For the first time a textbook now exists incorporating the art history of Latin America from the earliest Indian clay and stone representations to the most recent movements in painting, sculpture, and architecture. Previous surveys, almost all by outsiders, have concentrated on national art histories or, when they attempt a continental scope, on either the pre-Columbian (e.g. Bushnell, 1965) or the Colonial (Angulo Íñiguez, 1945-1956). Some writers have dealt with both epochs as independent studies (Kelemen, 1943, 1951, 1969; Kubler, 1962; Kubler and Soria, 1959). No one has ever published a unified art history of the National period, although Catlin and Grieder’s catalog (1966) of the Yale traveling exhibition provides the material for such a history.
A new book by Leopoldo Castedo, written in Spanish but first published in translation, brings together this previously separated material into one small book. Although an outsider by birth (Spaniard), he is a Chilean citizen, and thus can see both the similarities and differences among the traditions of the various republics. His background with the diplomatic corps has not only endowed him with intellectual agility and verbal facility, but has also graced his work with a refreshing lack of pedantry.

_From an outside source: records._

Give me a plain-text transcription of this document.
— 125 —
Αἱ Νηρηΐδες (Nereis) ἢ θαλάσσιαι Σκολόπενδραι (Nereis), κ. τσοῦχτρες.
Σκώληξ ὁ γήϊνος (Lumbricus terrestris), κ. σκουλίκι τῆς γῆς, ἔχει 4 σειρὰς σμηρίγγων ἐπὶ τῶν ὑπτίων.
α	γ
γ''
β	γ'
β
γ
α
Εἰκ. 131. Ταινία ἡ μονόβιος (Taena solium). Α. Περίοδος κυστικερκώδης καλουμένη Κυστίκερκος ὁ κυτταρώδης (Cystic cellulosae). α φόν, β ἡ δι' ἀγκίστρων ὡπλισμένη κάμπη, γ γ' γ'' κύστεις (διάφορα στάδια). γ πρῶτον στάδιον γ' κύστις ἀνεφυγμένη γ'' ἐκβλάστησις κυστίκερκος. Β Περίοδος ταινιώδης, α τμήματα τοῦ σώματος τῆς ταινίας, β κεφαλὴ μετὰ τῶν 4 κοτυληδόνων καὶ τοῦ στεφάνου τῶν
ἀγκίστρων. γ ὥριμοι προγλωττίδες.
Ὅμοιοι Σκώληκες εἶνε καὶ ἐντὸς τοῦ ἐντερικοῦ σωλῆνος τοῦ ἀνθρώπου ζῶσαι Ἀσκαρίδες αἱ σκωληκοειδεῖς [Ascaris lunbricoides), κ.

Now chairman of the Art Department at Stony Brook (S.U.N.Y.), he is an exciting and witty teacher, whose book gives the impression of a series of lectures, transcribed verbatim and peppered with lively but imprecise descriptions and stimulating but unproved relationships. Virtually every statement in the book is a challenge to thought; yet hardly a paragraph passes without some debatable point. One soon tires of the injudicious superlatives: most famous, best, first, greatest, etc. But used as counterpoint to the lectures of a competent professor, Castedo’s text might effectively stimulate student discussion and inquiry.
Perhaps a tendency to oversimplify is an inherent weakness of a short survey on such a complex subject. That failing is most acute in Castedo’s first section on pre-Columbian styles, since many of them were essentially unrelated and defy easy characterization. The Iberian conquests absorbed the indigenous diversity into a relatively unified culture, making possible Castedo’s second and best section, on Colonial art history. In the final section, on Latin American art since Independence, the complexities caused by political fragmentation occasionally obscure the similarity in artistic styles uniting the vast region. Throughout the post-Conquest period, Latin American art is unintelligible without a knowledge of Western artistic trends, which are scarcely mentioned in this brief book.
The leitmotif of the text is the persistence of Indian styles, themes, and techniques throughout the history of Latin American art. An interesting thread to follow, it helps tie together many seemingly unrelated periods and regional styles. However, the apparent victory of mestizaje over Iberian artistic imperialism chronicled in this book is largely a triumph of Castedo’s agile mind over qualities common to provincial art. Notwithstanding the book’s defects, none of which is serious, its low price and 224 illustrations, many in color, guarantee its wide acceptance as a textbook.
The second book under review, by Francisco Bullrich, could form an addendum to Castedo’s last chapter on the new architecture. In fact, many of Bullrich’s references to prewar buildings and architects force the reader to consult other books such as Castedo’s. Yet the limited scope of the Bullrich book allows more detailed coverage of the material and more carefully shaded observations. As a native Argentine, Bullrich is aware of the great differences among the various Latin American countries, yet he tries to “present the architects and their works, not according to their nationality, but in relation to the problems which are now being confronted in this area of the world” (p. 11). Nevertheless, he correctly stresses the dynamic architectural milieu in Brazil, Mexico, and Argentina. As a practicing architect who designed one of the illustrated buildings in partnership with his lovely late wife Alicia, the young author has an accurate sense of the personal decisions faced by each designer and the complex interrelation of theory, precedent, and personal inspiration which leads each individual to a particular solution of a specific problem.
Bullrich relies a great deal on the 125 handsome black-and-white photographs to present the range of architectural solutions to problems and show many facets of a particularly important building The spare text, squeezed in among the illustrations, comments critically on specific works of architecture and planning, but it lacks a single thread to tie together the various national and iconographie themes. History in the making is always the most difficult to write, and Bullrich is too close to the living reality of architectural creation to force the many works from many lands into stylistic compartments.